I can't quite do it.
Inspired by the answer to this question I can try using translational invariance to write $\langle \psi(\mathbf{0})\psi^*(\mathbf{r})\rangle = \langle \psi(\mathbf{x})\psi^*(\mathbf{x}+\mathbf{r})\rangle$ and plug in the Fourier series (1a): $$ \sum_{\mathbf{k},\mathbf{k'}}\langle \hat{\psi}_\mathbf{k}\hat{\psi}^*_\mathbf{k'} \rangle \left( e^{-i\mathbf{k'} \cdot \mathbf{r}} - e^{i\mathbf{k}\cdot\mathbf{x}} e^{-i\mathbf{k'} \cdot(\mathbf{x}+\mathbf{r})} \right) =0 $$ so if $\mathbf{k}=\mathbf{k'}$ the term in brackets vanishes and if $\mathbf{k}\neq\mathbf{k'}$ the term in brackets can't vanish for general $\mathbf{x},\mathbf{r},\mathbf{k},\mathbf{k'}$, which says that the two-Fourier-mode correlation must vanish. So only the diagonal terms survive.
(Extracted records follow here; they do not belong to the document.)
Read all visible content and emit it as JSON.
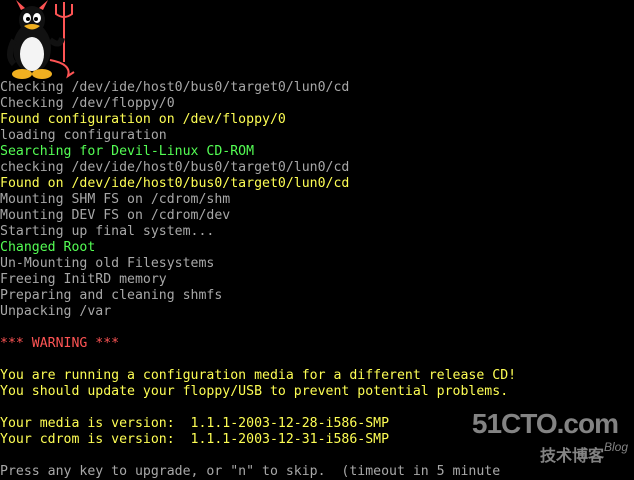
{
  "console": {
    "lines": [
      {
        "text": "Checking /dev/ide/host0/bus0/target0/lun0/cd",
        "color": "white"
      },
      {
        "text": "Checking /dev/floppy/0",
        "color": "white"
      },
      {
        "text": "Found configuration on /dev/floppy/0",
        "color": "yellow"
      },
      {
        "text": "loading configuration",
        "color": "white"
      },
      {
        "text": "Searching for Devil-Linux CD-ROM",
        "color": "green"
      },
      {
        "text": "checking /dev/ide/host0/bus0/target0/lun0/cd",
        "color": "white"
      },
      {
        "text": "Found on /dev/ide/host0/bus0/target0/lun0/cd",
        "color": "yellow"
      },
      {
        "text": "Mounting SHM FS on /cdrom/shm",
        "color": "white"
      },
      {
        "text": "Mounting DEV FS on /cdrom/dev",
        "color": "white"
      },
      {
        "text": "Starting up final system...",
        "color": "white"
      },
      {
        "text": "Changed Root",
        "color": "green"
      },
      {
        "text": "Un-Mounting old Filesystems",
        "color": "white"
      },
      {
        "text": "Freeing InitRD memory",
        "color": "white"
      },
      {
        "text": "Preparing and cleaning shmfs",
        "color": "white"
      },
      {
        "text": "Unpacking /var",
        "color": "white"
      },
      {
        "text": "",
        "color": "blank"
      },
      {
        "text": "*** WARNING ***",
        "color": "red"
      },
      {
        "text": "",
        "color": "blank"
      },
      {
        "text": "You are running a configuration media for a different release CD!",
        "color": "yellow"
      },
      {
        "text": "You should update your floppy/USB to prevent potential problems.",
        "color": "yellow"
      },
      {
        "text": "",
        "color": "blank"
      },
      {
        "text": "Your media is version:  1.1.1-2003-12-28-i586-SMP",
        "color": "yellow"
      },
      {
        "text": "Your cdrom is version:  1.1.1-2003-12-31-i586-SMP",
        "color": "yellow"
      },
      {
        "text": "",
        "color": "blank"
      },
      {
        "text": "Press any key to upgrade, or \"n\" to skip.  (timeout in 5 minute",
        "color": "white"
      }
    ]
  },
  "logo": {
    "icon": "devil-tux-icon"
  },
  "watermark": {
    "brand": "51CTO.com",
    "subtitle": "技术博客",
    "blog": "Blog"
  },
  "colors": {
    "background": "#000000",
    "white": "#a8a8a8",
    "yellow": "#fefe54",
    "green": "#54fe54",
    "red": "#fe5454"
  }
}
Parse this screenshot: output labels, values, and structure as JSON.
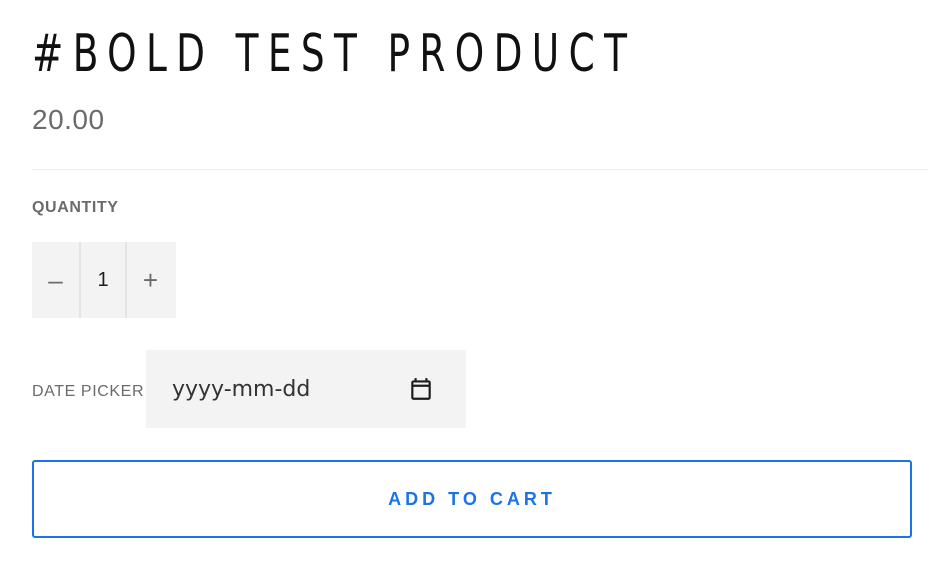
{
  "product": {
    "title": "#BOLD TEST PRODUCT",
    "price": "20.00"
  },
  "quantity": {
    "label": "QUANTITY",
    "decrement_symbol": "–",
    "value": "1",
    "increment_symbol": "+"
  },
  "date_picker": {
    "label": "DATE PICKER",
    "placeholder": "yyyy-mm-dd",
    "icon": "calendar-icon"
  },
  "cart": {
    "button_label": "ADD TO CART",
    "accent_color": "#1a73e8"
  }
}
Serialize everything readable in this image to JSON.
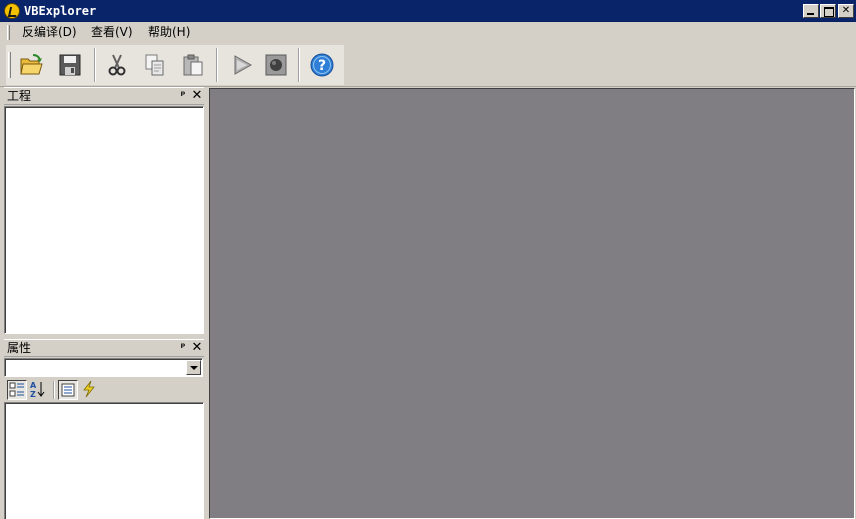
{
  "window": {
    "title": "VBExplorer",
    "icon": "vb-explorer-app-icon",
    "controls": [
      "minimize-icon",
      "maximize-icon",
      "close-icon"
    ]
  },
  "menu": {
    "items": [
      {
        "label": "反编译(D)",
        "icon": null
      },
      {
        "label": "查看(V)",
        "icon": null
      },
      {
        "label": "帮助(H)",
        "icon": null
      }
    ]
  },
  "toolbar": {
    "buttons": [
      {
        "name": "open",
        "icon": "open-folder-icon"
      },
      {
        "name": "save",
        "icon": "save-disk-icon"
      },
      {
        "name": "cut",
        "icon": "scissors-icon"
      },
      {
        "name": "copy",
        "icon": "copy-icon"
      },
      {
        "name": "paste",
        "icon": "paste-icon"
      },
      {
        "name": "run",
        "icon": "play-icon"
      },
      {
        "name": "stop",
        "icon": "stop-record-icon"
      },
      {
        "name": "help",
        "icon": "help-icon"
      }
    ]
  },
  "panels": {
    "project": {
      "title": "工程",
      "pin": "ᵖ",
      "close": "✕"
    },
    "properties": {
      "title": "属性",
      "pin": "ᵖ",
      "close": "✕",
      "combo_value": "",
      "tools": [
        "categorized-icon",
        "alphabetical-icon",
        "properties-icon",
        "events-icon"
      ]
    }
  },
  "colors": {
    "titlebar": "#0a246a",
    "chrome": "#d4d0c8",
    "mdi_background": "#807e82"
  }
}
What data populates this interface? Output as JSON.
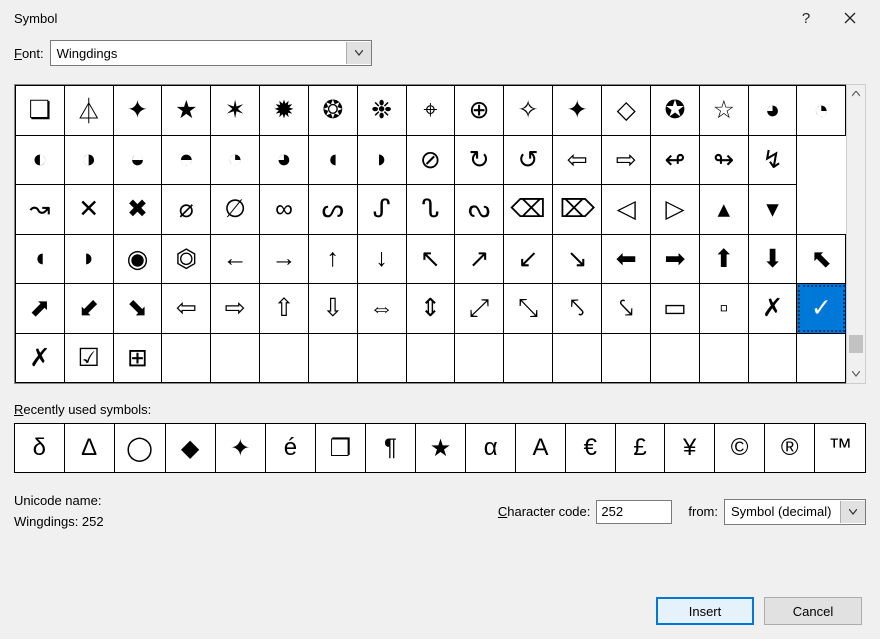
{
  "title": "Symbol",
  "font_label": "Font:",
  "font_value": "Wingdings",
  "grid_rows": [
    [
      "❏",
      "⏃",
      "✦",
      "★",
      "✶",
      "✹",
      "❂",
      "❉",
      "⌖",
      "⊕",
      "✧",
      "✦",
      "◇",
      "✪",
      "☆",
      "◕",
      "◔"
    ],
    [
      "◐",
      "◑",
      "◒",
      "◓",
      "◔",
      "◕",
      "◖",
      "◗",
      "⊘",
      "↻",
      "↺",
      "⇦",
      "⇨",
      "↫",
      "↬",
      "↯"
    ],
    [
      "↝",
      "✕",
      "✖",
      "⌀",
      "∅",
      "∞",
      "ᔕ",
      "ᔑ",
      "ᔐ",
      "ᔓ",
      "⌫",
      "⌦",
      "◁",
      "▷",
      "▴",
      "▾"
    ],
    [
      "◖",
      "◗",
      "◉",
      "⏣",
      "←",
      "→",
      "↑",
      "↓",
      "↖",
      "↗",
      "↙",
      "↘",
      "⬅",
      "➡",
      "⬆",
      "⬇",
      "⬉"
    ],
    [
      "⬈",
      "⬋",
      "⬊",
      "⇦",
      "⇨",
      "⇧",
      "⇩",
      "⇔",
      "⇕",
      "⤢",
      "⤡",
      "⤣",
      "⤥",
      "▭",
      "▫",
      "✗",
      "✓"
    ],
    [
      "✗",
      "☑",
      "⊞",
      "",
      "",
      "",
      "",
      "",
      "",
      "",
      "",
      "",
      "",
      "",
      "",
      "",
      ""
    ]
  ],
  "selected_row": 4,
  "selected_col": 16,
  "recent_label": "Recently used symbols:",
  "recent_symbols": [
    "δ",
    "Δ",
    "◯",
    "◆",
    "✦",
    "é",
    "❐",
    "¶",
    "★",
    "α",
    "A",
    "€",
    "£",
    "¥",
    "©",
    "®",
    "™"
  ],
  "unicode_name_label": "Unicode name:",
  "unicode_name_value": "Wingdings: 252",
  "char_code_label": "Character code:",
  "char_code_value": "252",
  "from_label": "from:",
  "from_value": "Symbol (decimal)",
  "insert_label": "Insert",
  "cancel_label": "Cancel"
}
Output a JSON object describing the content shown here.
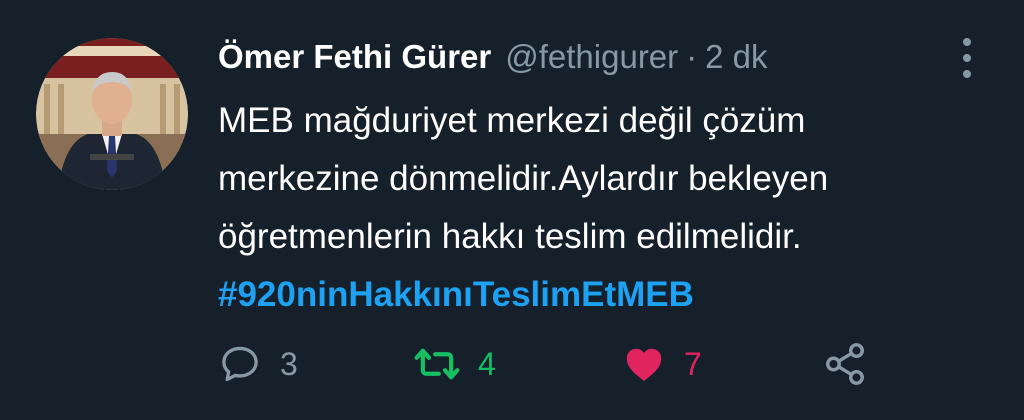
{
  "tweet": {
    "author": {
      "name": "Ömer Fethi Gürer",
      "handle": "@fethigurer",
      "avatar_icon": "profile-photo"
    },
    "separator": "·",
    "timestamp": "2 dk",
    "text_lines": [
      "MEB mağduriyet merkezi değil çözüm",
      "merkezine dönmelidir.Aylardır bekleyen",
      "öğretmenlerin hakkı teslim edilmelidir."
    ],
    "hashtag": "#920ninHakkınıTeslimEtMEB",
    "stats": {
      "replies": "3",
      "retweets": "4",
      "likes": "7"
    },
    "icons": {
      "reply": "reply-icon",
      "retweet": "retweet-icon",
      "like": "heart-icon",
      "share": "share-icon",
      "more": "more-vertical-icon"
    },
    "colors": {
      "background": "#15202b",
      "secondary_text": "#8899a6",
      "link": "#1da1f2",
      "retweet": "#17bf63",
      "like": "#e0245e"
    }
  }
}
Fine, but then this gives me $\langle \psi(\mathbf{0})\psi^*(\mathbf{r})\rangle = \sum_\mathbf{k}\langle \hat{\psi}_\mathbf{k}\hat{\psi}^*_\mathbf{k} \rangle e^{-i\mathbf{k} \cdot \mathbf{r}} $ with the minus sign in the exponent c.f. plus sign in equation \eqref{2}. If it's a minus sign then it probably loses the nice interpretation of just being the obvious Fourier series.
Can anyone please help me with this non-trivial sign error!? N.B. it isn't a matter of just changing $\mathbf{k}\to\mathbf{-k}$ in the sum as the field is complex.